Vollmers John, Wiegand Sandra, Kaster Anne-Kristin
Leibniz Institute DSMZ - German Collection of Microorganisms and Cell Cultures, Braunschweig, Germany.
PLoS One. 2017 Jan 18;12(1):e0169662. doi: 10.1371/journal.pone.0169662. eCollection 2017.

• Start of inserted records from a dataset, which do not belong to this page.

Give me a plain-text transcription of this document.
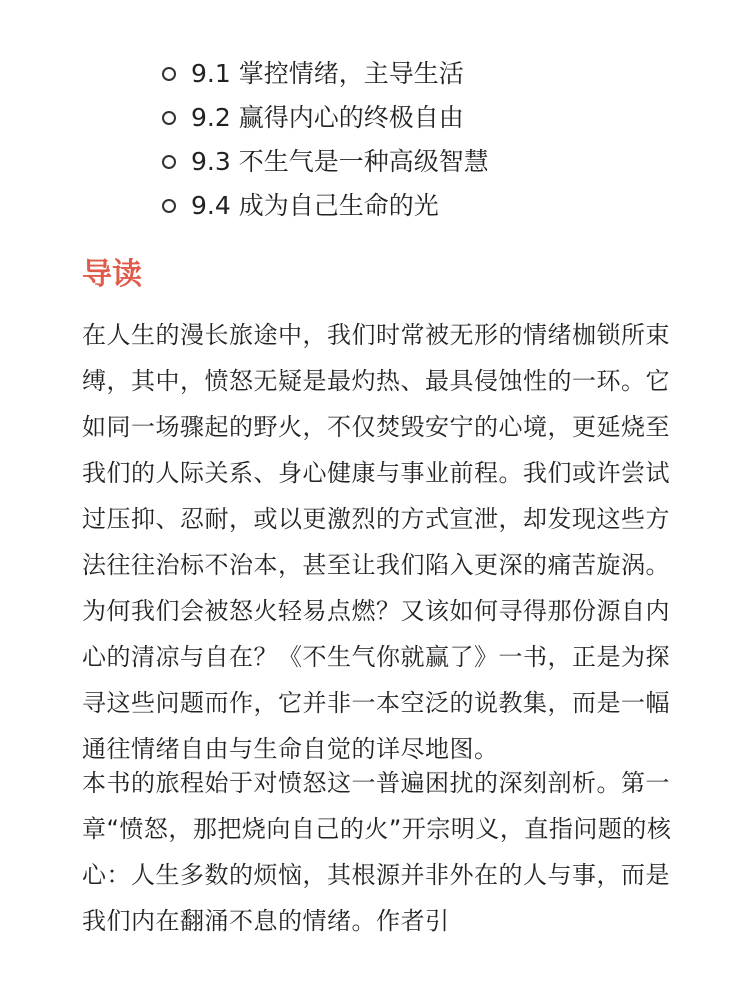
9.1 掌控情绪，主导生活
9.2 赢得内心的终极自由
9.3 不生气是一种高级智慧
9.4 成为自己生命的光
导读

在人生的漫长旅途中，我们时常被无形的情绪枷锁所束缚，其中，愤怒无疑是最灼热、最具侵蚀性的一环。它如同一场骤起的野火，不仅焚毁安宁的心境，更延烧至我们的人际关系、身心健康与事业前程。我们或许尝试过压抑、忍耐，或以更激烈的方式宣泄，却发现这些方法往往治标不治本，甚至让我们陷入更深的痛苦旋涡。为何我们会被怒火轻易点燃？又该如何寻得那份源自内心的清凉与自在？《不生气你就赢了》一书，正是为探寻这些问题而作，它并非一本空泛的说教集，而是一幅通往情绪自由与生命自觉的详尽地图。

本书的旅程始于对愤怒这一普遍困扰的深刻剖析。第一章“愤怒，那把烧向自己的火”开宗明义，直指问题的核心：人生多数的烦恼，其根源并非外在的人与事，而是我们内在翻涌不息的情绪。作者引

With the constant improvement in cost-efficiency and quality of Next Generation Sequencing technologies, shotgun-sequencing approaches -such as metagenomics- have nowadays become the methods of choice for studying and classifying microorganisms from various habitats. The production of data has dramatically increased over the past years and processing and analysis steps are becoming more and more of a bottleneck. Limiting factors are partly the availability of computational resources, but mainly the bioinformatics expertise in establishing and applying appropriate processing and analysis pipelines. Fortunately, a large diversity of specialized software tools is nowadays available. Nevertheless, choosing the most appropriate methods for answering specific biological questions can be rather challenging, especially for non-bioinformaticians. In order to provide a comprehensive overview and guide for the microbiological scientific community, we assessed the most common and freely available metagenome assembly tools with respect to their output statistics, their sensitivity for low abundant community members and variability in resulting community profiles as well as their ease-of-use. In contrast to the highly anticipated "Critical Assessment of Metagenomic Interpretation" (CAMI) challenge, which uses general mock community-based assembler comparison we here tested assemblers on real Illumina metagenome sequencing data from natural communities of varying complexity sampled from forest soil and algal biofilms. Our observations clearly demonstrate that different assembly tools can prove optimal, depending on the sample type, available computational resources and, most importantly, the specific research goal. In addition, we present detailed descriptions of the underlying principles and pitfalls of publically available assembly tools from a microbiologist's perspective, and provide guidance regarding the user-friendliness, sensitivity and reliability of the resulting phylogenetic profiles.
随着新一代测序技术在成本效益和质量方面的不断提高,鸟枪法测序方法(如宏基因组学)如今已成为研究和分类来自各种栖息地的微生物的首选方法。在过去几年中,数据产量急剧增加,处理和分析步骤越来越成为瓶颈。限制因素部分在于计算资源的可用性,但主要是建立和应用适当的处理与分析流程所需的生物信息学专业知识。幸运的是,如今有各种各样的专用软件工具。然而,选择最合适的方法来回答特定的生物学问题可能颇具挑战性,尤其是对于非生物信息学专业人员而言。为了为微生物学科学界提供全面的概述和指导,我们评估了最常见且免费可用的宏基因组组装工具,涉及它们的输出统计、对低丰度群落成员的敏感性、所得群落概况的变异性以及易用性。与备受期待的“宏基因组解释关键评估”(CAMI)挑战不同,该挑战使用基于通用模拟群落的组装器比较,我们在此使用来自森林土壤和藻类生物膜中采样的不同复杂程度的自然群落的真实Illumina宏基因组测序数据测试组装器。我们的观察结果清楚地表明,根据样本类型、可用的计算资源以及最重要的是特定的研究目标,不同的组装工具可能被证明是最优的。此外,我们从微生物学家的角度详细描述了公开可用的组装工具的基本原理和陷阱,并就所得系统发育概况的用户友好性、敏感性和可靠性提供指导。